The teaching Titus provides is to be “what accords with sound doctrine”. The teaching is “distinguished” from other kinds of learning by the health related metaphor “sound” (Grk. hugiaino).[2] To be “sound” means, in a literal sense, “to be healthy, sound in health”. It emphasizes a strong hygienic constitution.[3]

The word is found twelve times in the New Testament. Hugiano is used four times in its literal sense (Luke 5.31, 7.10, 15.27; 3 John 2). The remaining eight instances are metaphorical. In Titus 1.13, being sound in faith reflects a robust Christian life. It is hoped that they be “healthy like a horse” when it comes to their Christian living. In other words, Christians are to live “correctly” in balance to the truth of the gospel.

In seven other passages, Paul associates this idea of healthiness as a metaphor for “true and incorrupt” teaching (1 Tim. 1.10, 6.3; 2 Tim. 1.13, 4.3; Tit. 1.9, 2.1-2).[4] To be healthy is to be free of any agents that corrupt one’s hygienic profile; metaphorically, then, our teaching is to be distinguished by the fact that is it free from any corrupting or debilitating agents.

The Range of Christian Living

By teaching “what accords with sound doctrine” (Tit. 2.1), Titus is to set forth the principles of pure Christian living. These principles are evident in the guidance Paul gives him in 2.1-10. This passage may be outlined in the following way: (a) Instruction for the Aged (2.2-5), (b) Instruction for the Younger Men (2.6-8), and (c) Servants and Masters (2.9-10).[5]

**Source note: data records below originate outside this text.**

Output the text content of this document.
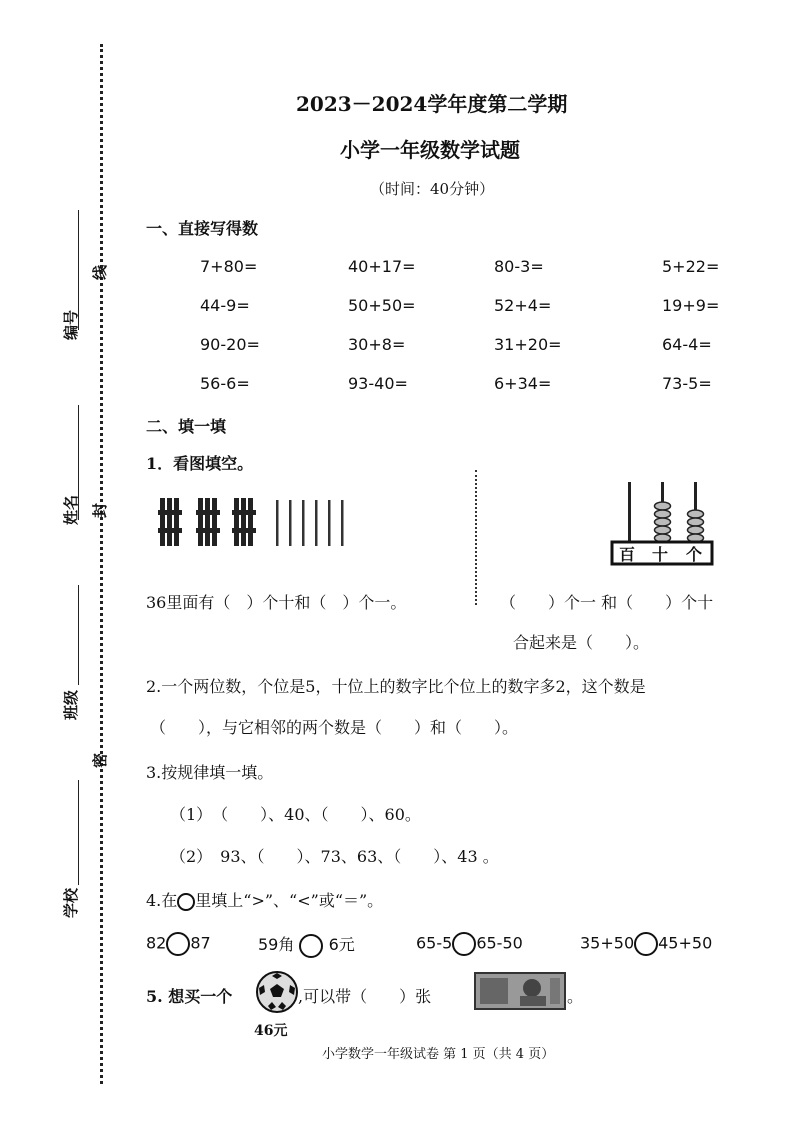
编号
姓名
班级
学校
线
封
密
2023－2024学年度第二学期
小学一年级数学试题
（时间：40分钟）
一、直接写得数
7+80=	40+17=	80-3=	5+22=
44-9=	50+50=	52+4=	19+9=
90-20=	30+8=	31+20=	64-4=
56-6=	93-40=	6+34=	73-5=
二、填一填
1．看图填空。
百 十 个
36里面有（　）个十和（　）个一。	（　　）个一 和（　　）个十
合起来是（　　）。
2.一个两位数，个位是5，十位上的数字比个位上的数字多2，这个数是
（　　），与它相邻的两个数是（　　）和（　　）。
3.按规律填一填。
（1）　（　　）、40、（　　）、60。
（2）　93、（　　）、73、63、（　　）、43 。
4.在 里填上“>”、“<”或“＝”。
82 87	59角 6元	65-5 65-50	35+50 45+50
5. 想买一个	,可以带（　　）张	。
46元
小学数学一年级试卷 第 1 页（共 4 页）
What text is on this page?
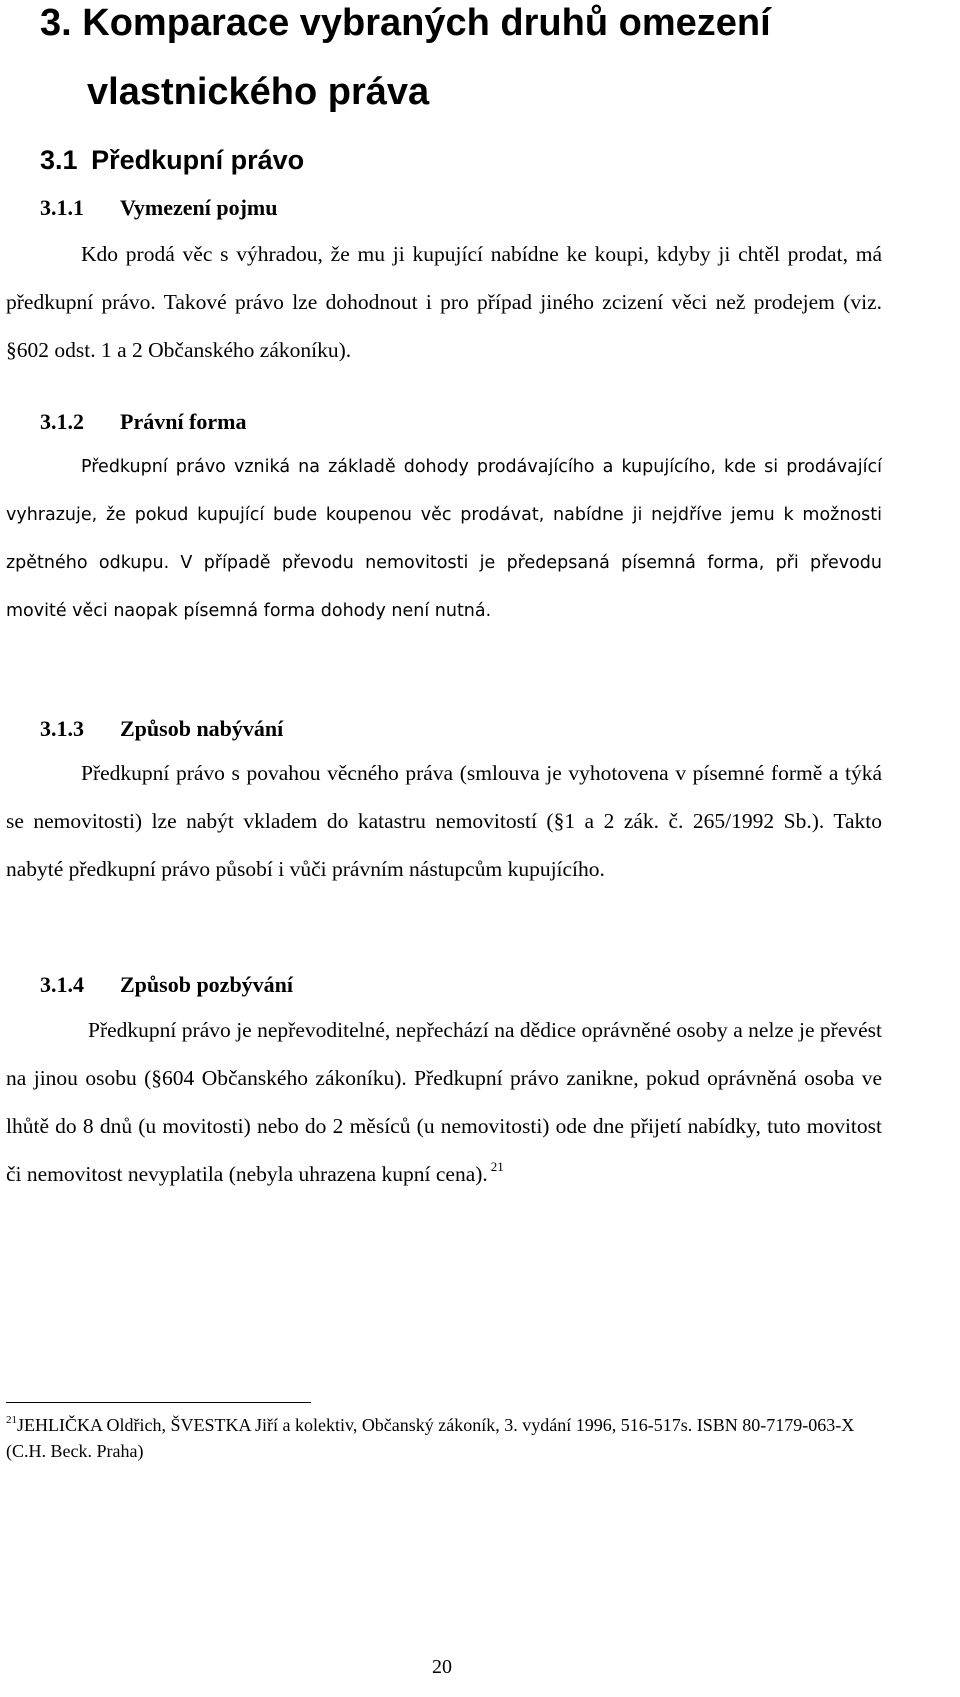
3. Komparace vybraných druhů omezení
vlastnického práva
3.1 Předkupní právo
3.1.1 Vymezení pojmu

Kdo prodá věc s výhradou, že mu ji kupující nabídne ke koupi, kdyby ji chtěl prodat, má předkupní právo. Takové právo lze dohodnout i pro případ jiného zcizení věci než prodejem (viz. §602 odst. 1 a 2 Občanského zákoníku).

3.1.2 Právní forma

Předkupní právo vzniká na základě dohody prodávajícího a kupujícího, kde si prodávající vyhrazuje, že pokud kupující bude koupenou věc prodávat, nabídne ji nejdříve jemu k možnosti zpětného odkupu. V případě převodu nemovitosti je předepsaná písemná forma, při převodu movité věci naopak písemná forma dohody není nutná.

3.1.3 Způsob nabývání

Předkupní právo s povahou věcného práva (smlouva je vyhotovena v písemné formě a týká se nemovitosti) lze nabýt vkladem do katastru nemovitostí (§1 a 2 zák. č. 265/1992 Sb.). Takto nabyté předkupní právo působí i vůči právním nástupcům kupujícího.

3.1.4 Způsob pozbývání

Předkupní právo je nepřevoditelné, nepřechází na dědice oprávněné osoby a nelze je převést na jinou osobu (§604 Občanského zákoníku). Předkupní právo zanikne, pokud oprávněná osoba ve lhůtě do 8 dnů (u movitosti) nebo do 2 měsíců (u nemovitosti) ode dne přijetí nabídky, tuto movitost či nemovitost nevyplatila (nebyla uhrazena kupní cena). $^{21}$

$^{21}$JEHLIČKA Oldřich, ŠVESTKA Jiří a kolektiv, Občanský zákoník, 3. vydání 1996, 516-517s. ISBN 80-7179-063-X (C.H. Beck. Praha)

20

Paul concludes every section with an appeal to consistency of believers so that God’s word may not be reviled (2.5), that onlookers will have nothing evil to say about Christians (2.8), because Christians must adorn themselves with the apostolic teaching (2.10). The Christian is to live a life that is beyond reproach. Read below and reflect:

Older men are to be sober-minded, dignified, self-controlled, sound in faith, in love, and in steadfastness. Older women likewise are to be reverent in behavior, not slanderers or slaves to much wine. They are to teach what is good, and so train the young women to love their husbands and children, to be self-controlled, pure, working at home, kind, and submissive to their own husbands, that the word of God may not be reviled.

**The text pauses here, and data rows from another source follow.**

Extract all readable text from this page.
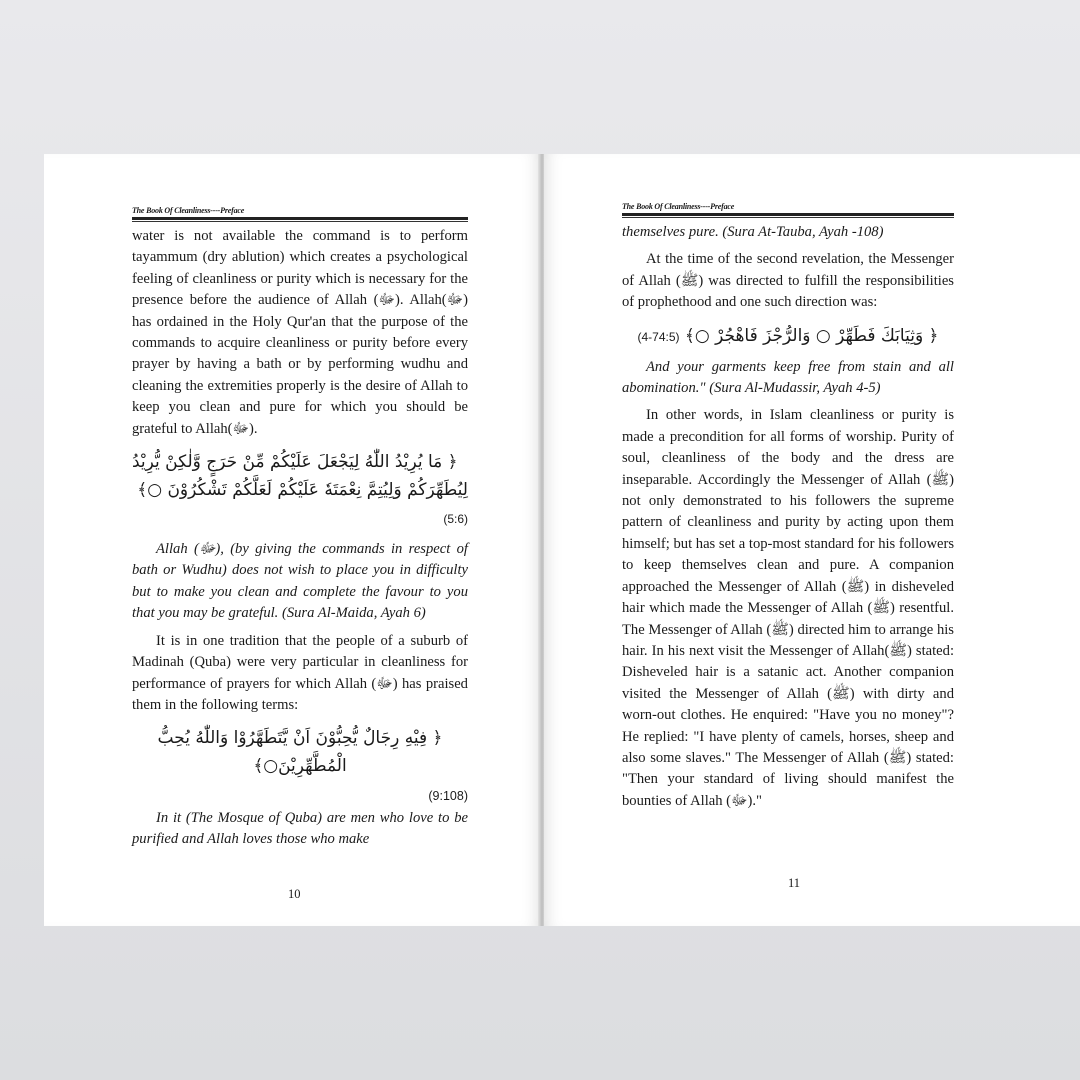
The Book Of Cleanliness----Preface

water is not available the command is to perform tayammum (dry ablution) which creates a psychological feeling of cleanliness or purity which is necessary for the presence before the audience of Allah (ﷻ). Allah(ﷻ) has ordained in the Holy Qur'an that the purpose of the commands to acquire cleanliness or purity before every prayer by having a bath or by performing wudhu and cleaning the extremities properly is the desire of Allah to keep you clean and pure for which you should be grateful to Allah(ﷻ).

﴿ مَا يُرِيْدُ اللّٰهُ لِيَجْعَلَ عَلَيْكُمْ مِّنْ حَرَجٍ وَّلٰكِنْ يُّرِيْدُ

لِيُطَهِّرَكُمْ وَلِيُتِمَّ نِعْمَتَهٗ عَلَيْكُمْ لَعَلَّكُمْ تَشْكُرُوْنَ ○﴾ (5:6)

Allah (ﷻ), (by giving the commands in respect of bath or Wudhu) does not wish to place you in difficulty but to make you clean and complete the favour to you that you may be grateful. (Sura Al-Maida, Ayah 6)

It is in one tradition that the people of a suburb of Madinah (Quba) were very particular in cleanliness for performance of prayers for which Allah (ﷻ) has praised them in the following terms:

﴿ فِيْهِ رِجَالٌ يُّحِبُّوْنَ اَنْ يَّتَطَهَّرُوْا وَاللّٰهُ يُحِبُّ الْمُطَّهِّرِيْنَ○﴾

(9:108)

In it (The Mosque of Quba) are men who love to be purified and Allah loves those who make

10
The Book Of Cleanliness----Preface

themselves pure. (Sura At-Tauba, Ayah -108)

At the time of the second revelation, the Messenger of Allah (ﷺ) was directed to fulfill the responsibilities of prophethood and one such direction was:

﴿ وَثِيَابَكَ فَطَهِّرْ ○ وَالرُّجْزَ فَاهْجُرْ ○﴾ (74:5-4)

And your garments keep free from stain and all abomination." (Sura Al-Mudassir, Ayah 4-5)

In other words, in Islam cleanliness or purity is made a precondition for all forms of worship. Purity of soul, cleanliness of the body and the dress are inseparable. Accordingly the Messenger of Allah (ﷺ) not only demonstrated to his followers the supreme pattern of cleanliness and purity by acting upon them himself; but has set a top-most standard for his followers to keep themselves clean and pure. A companion approached the Messenger of Allah (ﷺ) in disheveled hair which made the Messenger of Allah (ﷺ) resentful. The Messenger of Allah (ﷺ) directed him to arrange his hair. In his next visit the Messenger of Allah(ﷺ) stated: Disheveled hair is a satanic act. Another companion visited the Messenger of Allah (ﷺ) with dirty and worn-out clothes. He enquired: "Have you no money"? He replied: "I have plenty of camels, horses, sheep and also some slaves." The Messenger of Allah (ﷺ) stated: "Then your standard of living should manifest the bounties of Allah (ﷻ)."

11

Likewise, urge the younger men to be self-controlled. Show yourself in all respects to be a model of good works, and in your teaching show integrity, dignity, and sound speech that cannot be condemned, so that an opponent may be put to shame, having nothing evil to say about us.

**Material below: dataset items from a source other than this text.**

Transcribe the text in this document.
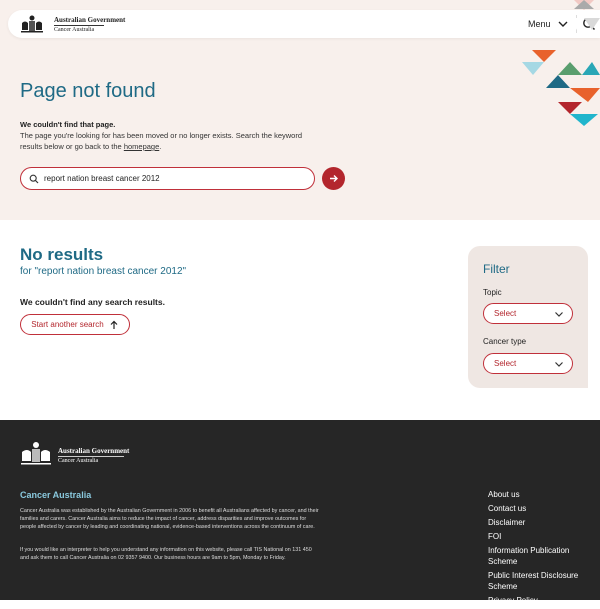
Australian Government
Cancer Australia
Menu
Page not found
We couldn't find that page.

The page you're looking for has been moved or no longer exists. Search the keyword results below or go back to the homepage.

report nation breast cancer 2012
No results
for "report nation breast cancer 2012"
We couldn't find any search results.
Start another search
Filter
Topic
Select
Cancer type
Select
Australian Government
Cancer Australia
Cancer Australia

Cancer Australia was established by the Australian Government in 2006 to benefit all Australians affected by cancer, and their families and carers. Cancer Australia aims to reduce the impact of cancer, address disparities and improve outcomes for people affected by cancer by leading and coordinating national, evidence-based interventions across the continuum of care.

If you would like an interpreter to help you understand any information on this website, please call TIS National on 131 450 and ask them to call Cancer Australia on 02 9357 9400. Our business hours are 9am to 5pm, Monday to Friday.

About us
Contact us
Disclaimer
FOI
Information Publication Scheme
Public Interest Disclosure Scheme
Privacy Policy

Slaves are to be submissive to their own masters in everything; they are to be well-pleasing, not argumentative, not pilfering, but showing all good faith, so that in everything they may adorn the doctrine of God our Savior. (Titus 2.2-10 ESV, emphasis added)

Sources

  1. Everett F. Harrison, 1941, “Exegetical Studies in 1 Peter Part 7: The Testimony of Christian Conduct (2.11-3.7)”, Bibliotheca Sacra 98.392 (October): 459.
  2. William E. Vine, Merrill F. Unger, William White, Jr, 1984, Vine’s Expository Dictionary of Old and New Testament Words (Nashville, Tenn.: Nelson), 2.55.
  3. Vine, et. al., 2.589.
  4. Joseph H. Thayer, 1889, Greek-English Lexicon of the New Testament (Repr. Grand Rapids, Mich.: Zondervan, 1962), 634.
  5. Wayne Jackson, 2007, Before I Die: Paul’s Letters to Timothy and Titus (Stockton, Calif.: Courier Publications), 334-44.